If $A\in \mbox{Rings}\subset E_\infty\mbox{-rings}$, what is the equivalence between objects of $\mathcal{D}(\mbox{Mod}_A)$ and $A$-module spectra? In Lurie's "A Survey of Elliptic Cohomology", he writes on page 14 that if $A$ is an ordinary commutative ring considered as an $E_\infty$-ring, then $A$-module spectra are the same thing as objects of the derived category of $A$-modules.  This is mysterious to me.  On the one hand, to an $A$-module spectrum $M$ we might associate the $A$-modules $\pi_n(M)$, but I don't know of any interesting maps between these; perhaps this will just end up being the homology of any representative chain complex of $A$-modules.  But then, I certainly don't see a natural way of getting from an object of $\mathcal{D}(\mbox{Mod}_A)$ to an $A$-module spectrum.
Incidentally, what does this induce on the level of categories?  The obvious first guess is that $A$-module spectra actually form a topological category and that passing to $\mathcal{D}(\mbox{Mod}_A)$ applies $\pi_0$.

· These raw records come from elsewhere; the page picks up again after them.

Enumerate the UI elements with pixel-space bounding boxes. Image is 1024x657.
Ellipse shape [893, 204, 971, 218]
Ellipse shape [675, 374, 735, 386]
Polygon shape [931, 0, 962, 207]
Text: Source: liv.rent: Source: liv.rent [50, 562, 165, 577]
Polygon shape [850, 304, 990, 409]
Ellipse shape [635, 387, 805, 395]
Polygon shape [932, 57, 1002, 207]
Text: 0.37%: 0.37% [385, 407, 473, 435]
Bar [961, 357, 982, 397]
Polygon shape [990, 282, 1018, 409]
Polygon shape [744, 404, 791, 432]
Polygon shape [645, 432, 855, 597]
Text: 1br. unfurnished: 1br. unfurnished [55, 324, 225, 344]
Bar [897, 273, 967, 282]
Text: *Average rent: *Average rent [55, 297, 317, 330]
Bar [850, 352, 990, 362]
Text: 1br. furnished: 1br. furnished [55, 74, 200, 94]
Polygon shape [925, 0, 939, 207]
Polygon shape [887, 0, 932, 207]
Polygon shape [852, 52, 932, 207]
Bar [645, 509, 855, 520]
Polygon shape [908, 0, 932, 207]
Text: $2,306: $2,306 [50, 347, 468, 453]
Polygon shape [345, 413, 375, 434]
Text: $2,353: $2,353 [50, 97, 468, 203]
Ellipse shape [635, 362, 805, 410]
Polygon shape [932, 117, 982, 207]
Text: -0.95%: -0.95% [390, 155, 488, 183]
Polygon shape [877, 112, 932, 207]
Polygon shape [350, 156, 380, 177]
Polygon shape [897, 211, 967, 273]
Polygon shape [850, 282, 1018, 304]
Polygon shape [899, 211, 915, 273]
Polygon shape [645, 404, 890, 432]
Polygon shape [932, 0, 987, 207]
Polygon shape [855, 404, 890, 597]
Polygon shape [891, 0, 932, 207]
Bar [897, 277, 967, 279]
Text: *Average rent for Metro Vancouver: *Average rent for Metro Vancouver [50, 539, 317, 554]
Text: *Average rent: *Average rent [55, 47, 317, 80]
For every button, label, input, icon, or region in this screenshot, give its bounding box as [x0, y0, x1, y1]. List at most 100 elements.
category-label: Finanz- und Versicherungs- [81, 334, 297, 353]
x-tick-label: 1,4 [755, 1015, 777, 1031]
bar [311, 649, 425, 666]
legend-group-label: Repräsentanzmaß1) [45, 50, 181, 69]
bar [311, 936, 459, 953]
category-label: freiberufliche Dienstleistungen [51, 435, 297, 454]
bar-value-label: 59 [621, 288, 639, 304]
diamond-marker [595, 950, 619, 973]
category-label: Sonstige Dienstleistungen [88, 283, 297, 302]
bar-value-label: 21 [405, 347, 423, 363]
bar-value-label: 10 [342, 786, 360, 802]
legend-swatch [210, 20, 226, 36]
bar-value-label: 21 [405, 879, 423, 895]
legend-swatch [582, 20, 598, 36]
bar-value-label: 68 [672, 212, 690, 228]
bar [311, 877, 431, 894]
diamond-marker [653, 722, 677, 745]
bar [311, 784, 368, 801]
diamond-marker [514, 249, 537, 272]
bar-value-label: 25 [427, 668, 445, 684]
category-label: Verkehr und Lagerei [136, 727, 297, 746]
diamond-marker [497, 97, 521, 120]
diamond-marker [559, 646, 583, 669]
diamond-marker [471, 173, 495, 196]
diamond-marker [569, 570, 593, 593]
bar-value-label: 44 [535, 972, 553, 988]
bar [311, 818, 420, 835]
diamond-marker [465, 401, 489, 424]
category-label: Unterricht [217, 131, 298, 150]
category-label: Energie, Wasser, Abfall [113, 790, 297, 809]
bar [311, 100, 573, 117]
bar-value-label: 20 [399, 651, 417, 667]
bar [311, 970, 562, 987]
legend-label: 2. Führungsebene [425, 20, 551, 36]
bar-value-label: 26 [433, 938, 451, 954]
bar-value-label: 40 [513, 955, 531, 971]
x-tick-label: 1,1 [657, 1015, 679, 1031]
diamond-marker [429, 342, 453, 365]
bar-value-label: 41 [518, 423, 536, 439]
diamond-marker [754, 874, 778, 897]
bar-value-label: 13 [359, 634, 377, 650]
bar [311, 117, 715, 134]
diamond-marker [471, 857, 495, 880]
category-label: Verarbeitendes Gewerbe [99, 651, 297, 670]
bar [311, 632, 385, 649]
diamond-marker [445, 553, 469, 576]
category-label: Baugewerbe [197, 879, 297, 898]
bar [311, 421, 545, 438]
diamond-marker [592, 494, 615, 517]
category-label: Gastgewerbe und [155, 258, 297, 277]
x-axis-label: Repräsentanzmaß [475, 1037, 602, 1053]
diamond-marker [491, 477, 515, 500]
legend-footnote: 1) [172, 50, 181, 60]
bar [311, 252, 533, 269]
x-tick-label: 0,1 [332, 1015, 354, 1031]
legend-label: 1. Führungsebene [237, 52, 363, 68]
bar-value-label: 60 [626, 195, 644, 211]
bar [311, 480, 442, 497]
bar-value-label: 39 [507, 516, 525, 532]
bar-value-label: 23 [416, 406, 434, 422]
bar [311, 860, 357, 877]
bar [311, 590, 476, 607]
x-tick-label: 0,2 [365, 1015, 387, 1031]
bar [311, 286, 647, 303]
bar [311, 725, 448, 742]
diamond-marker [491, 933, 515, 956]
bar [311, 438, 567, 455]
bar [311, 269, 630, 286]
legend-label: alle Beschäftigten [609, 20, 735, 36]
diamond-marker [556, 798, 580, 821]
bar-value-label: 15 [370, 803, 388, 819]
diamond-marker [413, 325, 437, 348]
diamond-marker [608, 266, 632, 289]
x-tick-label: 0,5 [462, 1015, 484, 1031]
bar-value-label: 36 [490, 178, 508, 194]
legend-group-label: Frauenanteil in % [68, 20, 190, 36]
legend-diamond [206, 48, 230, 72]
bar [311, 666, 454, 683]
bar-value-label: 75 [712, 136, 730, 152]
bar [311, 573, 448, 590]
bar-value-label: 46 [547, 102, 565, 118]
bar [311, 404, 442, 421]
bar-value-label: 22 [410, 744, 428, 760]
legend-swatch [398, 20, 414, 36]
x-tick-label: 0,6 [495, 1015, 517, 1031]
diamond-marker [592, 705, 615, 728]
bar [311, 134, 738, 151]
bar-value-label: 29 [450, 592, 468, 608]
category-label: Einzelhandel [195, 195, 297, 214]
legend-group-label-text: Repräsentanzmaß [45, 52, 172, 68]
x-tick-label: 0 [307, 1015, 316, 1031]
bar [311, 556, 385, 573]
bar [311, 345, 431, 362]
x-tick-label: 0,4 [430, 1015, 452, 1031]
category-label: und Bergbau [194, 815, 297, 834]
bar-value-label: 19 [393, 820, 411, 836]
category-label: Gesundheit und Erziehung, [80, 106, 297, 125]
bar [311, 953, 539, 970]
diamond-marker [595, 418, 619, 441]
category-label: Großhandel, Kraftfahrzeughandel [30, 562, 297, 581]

 A: This question already has been answered in the comments. 
(Tilson) We regard a commutative ring as an $E_\infty$ spectrum via the EM functor $H$. This is definitely what Jacob is doing. One could also use associative rings and $A_\infty$ spectra for what follows.
(Wilson) Many of the correspondences between algebra and stable homotopy theory are described in Chapter 7 in Lurie's higher algebra book. 
(Muro) The correspondence between algebras/modules and the associated EM-spectra is laid out in  math.uic.edu/~bshipley/zdga17.pdf (Cor 2.15) which depends on her paper with Stefan Schwede "Equivalences of monoidal model categories."
It is a bit technical, but is easier to work out the correspondence if you restrict to non-negatively graded $\mathbb{Z}$-chain complexes and connective $H\mathbb{Z}$-modules. The correspondence can be spread into two stages:
1) Use the Dold-Kan correspondence to move between chain complexes and simplicial abelian groups.
2) Take the geometric realization of your simplicial abelian group which is a topological abelian group and hence an infinite loop space, so we can take its associated connective spectrum (by repeatedly applying the bar construction). The fact that geometric realization preserves products can then be used to see that this spectrum is an $H\mathbb{Z}$-module.
Now given an $H\mathbb{Z}$-module $M$ we can form the associated simplicial abelian group $H\mathbb{Z}-mod(H\mathbb{Z}\wedge\Sigma^\infty_+ \Delta^i, M)$ to go back. 
This equivalence induces an equivalence their associated stable infinity categories.